Forgive me but I am going to put this into a numbered sequence of thoughts.
So without further a-due here we go…
1. Establish a good relationship with the gallery owner, curator or gallery representative.
This is probably THE most important point of all. Establishing good relationship helps both you and the gallery, after all they will be the ones representing you and your work when you are absent. Try to practice good communication with the gallery rep or curator. There is no worse feeling than being misunderstood or trying to make each guess at what you want/need as well as what they expect or require. So good communication is so important to establishing an honest and credible gallery relationship. Sometimes we simply don’t know or have because we don’t ask. :)
2. A two-way mindset
Go into the gallery or exhibit agreement with a two way mindset. Be willing to give as well as willing to receive. That includes your time, knowledge, flexibility, understanding and even constructive criticism. GULP! I know it’s hard to hear but be willing to receive it if it is given with good intentions. One thing is for sure, the longer we are in this life, especially the art life, you learn what to keep and what to let go with thick skin. :)
Be supportive of the gallery and the artists. Get to know the other artists with an authentic interest and get to know their art. Their art says who they are ;)
When we support each other then it is a win win situation at helping others persevere in this sometimes very hard field.
There is strength in numbers so we might as well lock arms and join forces.
3. What do you have to offer? Give back and Volunteer.
Do you have time to spare? Can you serve in the gallery, be a part of a brainstorm session, advertise or help with events? Brainstorming with fellow creatives is a great way to inspire new ideas and solve problems. No two brains are alike and everyone has different experiences and knowledge to share.
If the opportunity is available, volunteer to help out in some way. Especially if you can work the floor. This is great for you getting to know the dynamic of the gallery at “non opening, open studio or gallery crawl” times. You will have time to get to know the type of clientele that the gallery attracts and by being present you have the opportunity to meet future collectors. Any time you are present it gives you the opportunity to share your story and inspiration behind your work. These are key moments to building relational “art” capital. So when you can, Be There and Be Aware. Don’t be like a Car Salesman (sorry car sales peeps) just be present and aware of what the gallery viewers are doing and being drawn to, and who knows, it may be your wall or exhibit! This is your opportunity.
4. Your art is not for everyone
I’ve learned over the years that timing and placement is important to connecting with the right viewers and who will love our art and who decides to collect it to live with it. But I have also learned that our art may not be for everyone no matter what we do and THAT IS OK!
DO NOT TAKE IT PERSONALLY. This simple lesson used to bring a defeated mindset and deter me from pursuing my art. But as I learned that my art isn’t for everyone it helped me focus on those who did love it and realize that I need to keep creating for myself and others.

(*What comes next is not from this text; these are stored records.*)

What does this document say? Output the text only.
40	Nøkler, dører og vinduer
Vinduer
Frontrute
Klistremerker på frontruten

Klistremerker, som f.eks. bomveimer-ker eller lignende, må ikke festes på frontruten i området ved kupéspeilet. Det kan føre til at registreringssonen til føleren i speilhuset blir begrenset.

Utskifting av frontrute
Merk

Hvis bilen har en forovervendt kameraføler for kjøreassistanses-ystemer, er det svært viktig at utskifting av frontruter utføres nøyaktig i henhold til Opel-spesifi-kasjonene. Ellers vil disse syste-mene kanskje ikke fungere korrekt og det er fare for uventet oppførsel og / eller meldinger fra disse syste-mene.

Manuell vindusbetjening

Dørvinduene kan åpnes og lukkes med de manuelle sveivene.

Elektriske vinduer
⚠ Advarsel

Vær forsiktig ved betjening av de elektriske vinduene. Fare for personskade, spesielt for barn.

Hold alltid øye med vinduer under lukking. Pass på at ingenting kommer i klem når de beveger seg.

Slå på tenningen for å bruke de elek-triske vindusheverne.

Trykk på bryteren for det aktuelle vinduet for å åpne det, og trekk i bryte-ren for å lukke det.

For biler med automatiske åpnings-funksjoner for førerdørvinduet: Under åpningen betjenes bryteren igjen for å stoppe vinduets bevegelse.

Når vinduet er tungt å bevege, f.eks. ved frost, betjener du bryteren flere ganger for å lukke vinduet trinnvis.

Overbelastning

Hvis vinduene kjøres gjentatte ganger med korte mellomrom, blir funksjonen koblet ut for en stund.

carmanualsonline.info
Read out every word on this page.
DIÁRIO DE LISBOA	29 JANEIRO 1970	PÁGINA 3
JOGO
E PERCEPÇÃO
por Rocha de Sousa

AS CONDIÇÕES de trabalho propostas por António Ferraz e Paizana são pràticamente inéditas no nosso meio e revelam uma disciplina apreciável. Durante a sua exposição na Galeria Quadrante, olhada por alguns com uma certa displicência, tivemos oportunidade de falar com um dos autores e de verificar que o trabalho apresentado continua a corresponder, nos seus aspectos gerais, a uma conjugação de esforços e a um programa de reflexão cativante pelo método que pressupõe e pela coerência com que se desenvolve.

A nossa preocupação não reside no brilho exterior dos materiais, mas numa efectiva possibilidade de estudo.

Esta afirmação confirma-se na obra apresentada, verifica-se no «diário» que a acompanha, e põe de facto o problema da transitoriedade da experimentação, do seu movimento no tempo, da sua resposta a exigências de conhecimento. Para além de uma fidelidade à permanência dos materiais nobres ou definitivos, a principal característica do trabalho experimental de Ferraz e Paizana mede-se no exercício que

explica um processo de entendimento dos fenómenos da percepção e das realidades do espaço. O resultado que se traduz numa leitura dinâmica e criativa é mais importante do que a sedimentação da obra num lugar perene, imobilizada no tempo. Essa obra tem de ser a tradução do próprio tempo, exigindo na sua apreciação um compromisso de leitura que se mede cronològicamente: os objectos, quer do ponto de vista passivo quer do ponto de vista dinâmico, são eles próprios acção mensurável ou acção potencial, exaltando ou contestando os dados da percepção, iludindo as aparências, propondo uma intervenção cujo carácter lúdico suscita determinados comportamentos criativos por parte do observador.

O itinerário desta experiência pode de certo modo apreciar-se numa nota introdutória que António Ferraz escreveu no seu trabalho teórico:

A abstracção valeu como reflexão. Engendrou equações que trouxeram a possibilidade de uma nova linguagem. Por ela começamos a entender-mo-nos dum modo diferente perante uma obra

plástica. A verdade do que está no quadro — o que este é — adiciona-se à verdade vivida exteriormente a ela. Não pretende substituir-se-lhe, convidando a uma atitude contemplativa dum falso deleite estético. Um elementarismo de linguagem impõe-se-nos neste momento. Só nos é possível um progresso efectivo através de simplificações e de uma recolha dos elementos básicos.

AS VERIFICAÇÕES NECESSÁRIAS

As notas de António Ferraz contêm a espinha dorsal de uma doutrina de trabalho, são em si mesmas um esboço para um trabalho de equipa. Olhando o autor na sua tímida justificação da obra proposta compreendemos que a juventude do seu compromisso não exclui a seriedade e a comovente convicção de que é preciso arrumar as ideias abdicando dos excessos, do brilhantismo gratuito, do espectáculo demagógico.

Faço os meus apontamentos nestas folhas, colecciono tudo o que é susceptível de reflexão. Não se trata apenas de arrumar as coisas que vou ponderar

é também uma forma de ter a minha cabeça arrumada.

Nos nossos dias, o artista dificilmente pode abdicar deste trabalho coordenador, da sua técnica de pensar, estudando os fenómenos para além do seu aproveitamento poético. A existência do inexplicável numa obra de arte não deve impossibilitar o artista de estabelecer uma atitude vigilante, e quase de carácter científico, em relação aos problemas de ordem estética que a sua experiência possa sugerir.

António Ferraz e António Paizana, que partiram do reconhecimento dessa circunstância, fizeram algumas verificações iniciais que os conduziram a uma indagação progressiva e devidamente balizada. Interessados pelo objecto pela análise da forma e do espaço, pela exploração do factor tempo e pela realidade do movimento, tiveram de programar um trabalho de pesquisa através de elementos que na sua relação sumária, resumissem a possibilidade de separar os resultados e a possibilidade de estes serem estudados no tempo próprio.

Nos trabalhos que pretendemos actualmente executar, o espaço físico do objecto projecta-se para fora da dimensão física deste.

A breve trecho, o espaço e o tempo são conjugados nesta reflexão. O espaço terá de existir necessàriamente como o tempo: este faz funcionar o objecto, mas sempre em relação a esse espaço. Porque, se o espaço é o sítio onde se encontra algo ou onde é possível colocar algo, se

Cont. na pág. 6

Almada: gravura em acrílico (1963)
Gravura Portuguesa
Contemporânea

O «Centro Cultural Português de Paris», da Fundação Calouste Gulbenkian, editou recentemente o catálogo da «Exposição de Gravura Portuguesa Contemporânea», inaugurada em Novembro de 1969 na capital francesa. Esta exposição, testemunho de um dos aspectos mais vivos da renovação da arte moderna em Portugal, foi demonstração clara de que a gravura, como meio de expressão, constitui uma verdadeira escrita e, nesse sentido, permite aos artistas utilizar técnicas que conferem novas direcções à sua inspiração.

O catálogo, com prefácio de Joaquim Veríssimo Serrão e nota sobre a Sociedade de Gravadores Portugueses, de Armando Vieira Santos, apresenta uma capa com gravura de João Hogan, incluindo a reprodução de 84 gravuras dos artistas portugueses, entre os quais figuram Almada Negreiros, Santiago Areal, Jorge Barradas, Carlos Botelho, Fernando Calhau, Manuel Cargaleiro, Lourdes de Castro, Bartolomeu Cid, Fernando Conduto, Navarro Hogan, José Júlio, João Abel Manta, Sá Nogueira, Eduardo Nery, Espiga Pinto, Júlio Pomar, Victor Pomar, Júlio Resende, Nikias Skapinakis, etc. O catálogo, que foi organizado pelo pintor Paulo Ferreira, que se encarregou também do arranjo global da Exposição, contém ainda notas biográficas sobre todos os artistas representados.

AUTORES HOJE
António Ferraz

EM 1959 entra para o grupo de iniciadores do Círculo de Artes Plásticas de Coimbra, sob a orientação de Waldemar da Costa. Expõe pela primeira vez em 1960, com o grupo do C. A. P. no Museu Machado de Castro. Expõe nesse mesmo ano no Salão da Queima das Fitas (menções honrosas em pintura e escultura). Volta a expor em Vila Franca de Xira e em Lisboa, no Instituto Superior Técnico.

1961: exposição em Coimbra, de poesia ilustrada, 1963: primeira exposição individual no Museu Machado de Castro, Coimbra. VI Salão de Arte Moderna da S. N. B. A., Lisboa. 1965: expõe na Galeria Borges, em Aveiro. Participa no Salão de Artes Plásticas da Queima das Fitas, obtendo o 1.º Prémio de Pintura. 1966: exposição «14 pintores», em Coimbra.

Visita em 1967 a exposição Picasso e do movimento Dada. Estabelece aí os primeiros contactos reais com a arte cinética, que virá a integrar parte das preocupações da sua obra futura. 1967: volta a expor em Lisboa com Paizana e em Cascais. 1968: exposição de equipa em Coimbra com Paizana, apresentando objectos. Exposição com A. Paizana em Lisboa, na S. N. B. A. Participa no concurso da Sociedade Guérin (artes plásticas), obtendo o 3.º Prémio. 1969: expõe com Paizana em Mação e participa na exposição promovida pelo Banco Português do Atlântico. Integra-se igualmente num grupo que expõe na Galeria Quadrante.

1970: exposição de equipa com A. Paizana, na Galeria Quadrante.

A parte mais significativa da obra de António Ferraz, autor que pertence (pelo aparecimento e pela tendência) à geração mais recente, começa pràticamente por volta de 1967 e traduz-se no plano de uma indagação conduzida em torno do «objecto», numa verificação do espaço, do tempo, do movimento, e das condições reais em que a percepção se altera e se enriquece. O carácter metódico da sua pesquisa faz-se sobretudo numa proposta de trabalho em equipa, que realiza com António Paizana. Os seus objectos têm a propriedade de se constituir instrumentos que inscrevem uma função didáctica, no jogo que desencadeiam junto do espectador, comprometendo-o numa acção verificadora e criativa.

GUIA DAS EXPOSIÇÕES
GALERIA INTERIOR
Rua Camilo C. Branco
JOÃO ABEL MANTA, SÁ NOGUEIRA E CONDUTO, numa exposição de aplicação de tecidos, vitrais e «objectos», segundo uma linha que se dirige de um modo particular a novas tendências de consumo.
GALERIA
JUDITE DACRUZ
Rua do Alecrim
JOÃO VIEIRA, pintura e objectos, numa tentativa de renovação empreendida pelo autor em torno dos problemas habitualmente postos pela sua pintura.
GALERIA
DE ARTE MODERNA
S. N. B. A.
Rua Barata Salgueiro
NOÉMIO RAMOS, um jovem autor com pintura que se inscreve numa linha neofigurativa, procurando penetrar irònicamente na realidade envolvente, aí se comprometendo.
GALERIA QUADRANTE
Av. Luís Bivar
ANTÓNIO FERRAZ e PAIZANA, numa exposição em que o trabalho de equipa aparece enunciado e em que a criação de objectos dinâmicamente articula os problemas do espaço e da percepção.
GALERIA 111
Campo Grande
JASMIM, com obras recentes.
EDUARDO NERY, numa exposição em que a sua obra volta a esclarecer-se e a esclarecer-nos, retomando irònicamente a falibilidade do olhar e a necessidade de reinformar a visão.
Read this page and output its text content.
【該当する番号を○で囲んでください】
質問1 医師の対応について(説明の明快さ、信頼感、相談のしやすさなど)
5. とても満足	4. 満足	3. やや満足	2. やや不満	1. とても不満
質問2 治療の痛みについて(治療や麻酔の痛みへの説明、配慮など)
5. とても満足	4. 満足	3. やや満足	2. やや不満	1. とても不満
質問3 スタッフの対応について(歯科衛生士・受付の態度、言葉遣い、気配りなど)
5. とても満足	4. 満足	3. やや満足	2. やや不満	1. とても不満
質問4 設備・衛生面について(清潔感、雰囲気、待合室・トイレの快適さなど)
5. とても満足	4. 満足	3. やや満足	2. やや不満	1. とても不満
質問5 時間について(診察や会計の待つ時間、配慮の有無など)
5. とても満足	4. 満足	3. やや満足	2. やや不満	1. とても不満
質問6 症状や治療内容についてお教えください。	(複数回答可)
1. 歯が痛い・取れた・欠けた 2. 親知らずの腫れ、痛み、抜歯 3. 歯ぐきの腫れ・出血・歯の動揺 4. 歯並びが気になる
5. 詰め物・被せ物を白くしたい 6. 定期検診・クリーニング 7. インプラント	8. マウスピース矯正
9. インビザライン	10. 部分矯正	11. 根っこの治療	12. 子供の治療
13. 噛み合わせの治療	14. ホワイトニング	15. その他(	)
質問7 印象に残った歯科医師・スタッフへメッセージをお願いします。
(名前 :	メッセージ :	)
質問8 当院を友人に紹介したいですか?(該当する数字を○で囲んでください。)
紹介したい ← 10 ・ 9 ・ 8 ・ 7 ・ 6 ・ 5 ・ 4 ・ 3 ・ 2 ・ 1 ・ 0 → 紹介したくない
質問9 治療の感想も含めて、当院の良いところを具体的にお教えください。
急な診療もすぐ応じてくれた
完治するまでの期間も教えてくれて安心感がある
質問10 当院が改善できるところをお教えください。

There will always be naysayers and critics and some may try to size you up but just LET IT GO! Please don’t sing the Frozen song…LOL!
5. Confidence Counts
Be your number one fan! “YAY ME” Love yourself and love your art!
To tag the last two points I want to stress to BE CONFIDENT IN YOURSELF AND YOUR ART!
This is your art we are talking about here. Something you have spent hours creating, honing skills, using God given gifts so BE CONFIDENT! Because it shows either way, when we are confident and when we are not. Be yourself, be authentic and be honest. Nobody likes a fake. So remember you are rooting of you! :)
6. Create a Buzz!
What you Sow you shall Reap - Create a buzz! If you are on social media (you should be if you are an artist in this day!) Then promote the gallery, other artists, and or your exhibit. Help a friend out and promote the great work they are doing. Whether that is on social media or by word of mouth. Think of your fellow artists/gallery/exhibit agreement as a partnership. Cross marketing and advertising can only bring exposure and better turn outs for all. What you show excitement and confidence about, others will then become curious about. It is contagious. It is a win win situation! Your enthusiasm and generosity will reap just that :)
7. Show Gratitude (last but NOT least important)
In this busy life it is easy to get selfish in our endeavors but I am challenging you to be appreciative and show gratitude. Even if you are paying for your space, giving of your time or have been honored and asked to exhibit in a show, be kind and show gratitude. We work hard to make the art but it is important to value those who help our art be seen. You can do this both in person, socially by recognizing them in a post or the good old fashion way, write a note! Gratitude goes a long way.
I believe that if we follow and apply these points you will have a healthy Gallery/Artist relationship as well as a stable art community experience. Making your creative journey a happier and hopefully more prosperous one!